Ante decenas de opciones parecidas, una persona necesita una razón clara para elegir una en concreto. La propuesta de valor es precisamente esa razón, resumida: qué beneficio específico ofrece un producto o servicio, para quién exactamente, y por qué debería elegirse frente a las alternativas disponibles en el mercado.
No es un eslogan bonito, es una promesa concreta
Es habitual confundir la propuesta de valor con una frase publicitaria ingeniosa. Una buena propuesta de valor es, ante todo, específica y verificable: no dice «la mejor calidad del mercado» (una afirmación vacía que cualquiera podría decir), sino algo mucho más concreto como «entrega en 24 horas garantizada o te devolvemos el dinero», una promesa que se puede comprobar y que diferencia realmente de la competencia.
Los tres elementos que suele combinar
- El beneficio concreto: qué problema resuelve o qué necesidad satisface exactamente.
- El público al que se dirige: para quién específicamente tiene sentido esa promesa.

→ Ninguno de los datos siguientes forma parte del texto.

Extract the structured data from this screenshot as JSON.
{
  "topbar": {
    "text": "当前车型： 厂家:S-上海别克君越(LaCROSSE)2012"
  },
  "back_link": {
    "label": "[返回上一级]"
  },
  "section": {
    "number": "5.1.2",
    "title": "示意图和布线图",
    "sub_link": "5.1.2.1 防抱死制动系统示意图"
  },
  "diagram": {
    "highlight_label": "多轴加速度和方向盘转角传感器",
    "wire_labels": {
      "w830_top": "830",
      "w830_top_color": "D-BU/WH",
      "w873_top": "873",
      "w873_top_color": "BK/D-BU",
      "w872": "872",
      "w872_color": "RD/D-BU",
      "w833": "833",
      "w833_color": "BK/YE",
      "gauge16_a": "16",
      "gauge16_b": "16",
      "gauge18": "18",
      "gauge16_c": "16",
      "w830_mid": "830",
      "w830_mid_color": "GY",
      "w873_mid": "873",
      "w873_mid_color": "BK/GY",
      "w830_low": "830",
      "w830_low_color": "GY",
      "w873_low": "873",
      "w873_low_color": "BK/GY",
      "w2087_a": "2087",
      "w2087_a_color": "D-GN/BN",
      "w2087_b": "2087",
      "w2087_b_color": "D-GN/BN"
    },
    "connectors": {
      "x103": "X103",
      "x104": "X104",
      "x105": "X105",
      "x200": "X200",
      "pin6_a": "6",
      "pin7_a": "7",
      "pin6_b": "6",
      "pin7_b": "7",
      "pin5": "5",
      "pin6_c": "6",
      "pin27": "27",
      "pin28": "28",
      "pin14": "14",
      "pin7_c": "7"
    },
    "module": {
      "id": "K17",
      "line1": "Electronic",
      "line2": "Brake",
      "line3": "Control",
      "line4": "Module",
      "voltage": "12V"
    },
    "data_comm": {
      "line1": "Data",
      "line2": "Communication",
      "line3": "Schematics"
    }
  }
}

- La diferenciación: por qué esa opción resulta mejor que las alternativas disponibles para ese público concreto.
Dónde debería quedar clara sin necesidad de buscarla
En los primeros segundos de visita a una web, sin necesidad de hacer scroll. En el titular principal de cualquier landing page. Y en cualquier presentación comercial, como el argumento central que explica por qué merece la pena seguir escuchando el resto de la conversación.
El error de una propuesta de valor genérica
Frases como «soluciones innovadoras para tu negocio» o «calidad y confianza» podrían aplicarse a prácticamente cualquier empresa de cualquier sector, lo que en la práctica significa que no dicen nada realmente específico sobre esa marca en particular. Una propuesta de valor que serviría igual para el competidor directo no está cumpliendo su función principal: diferenciar de verdad frente a las alternativas del mercado.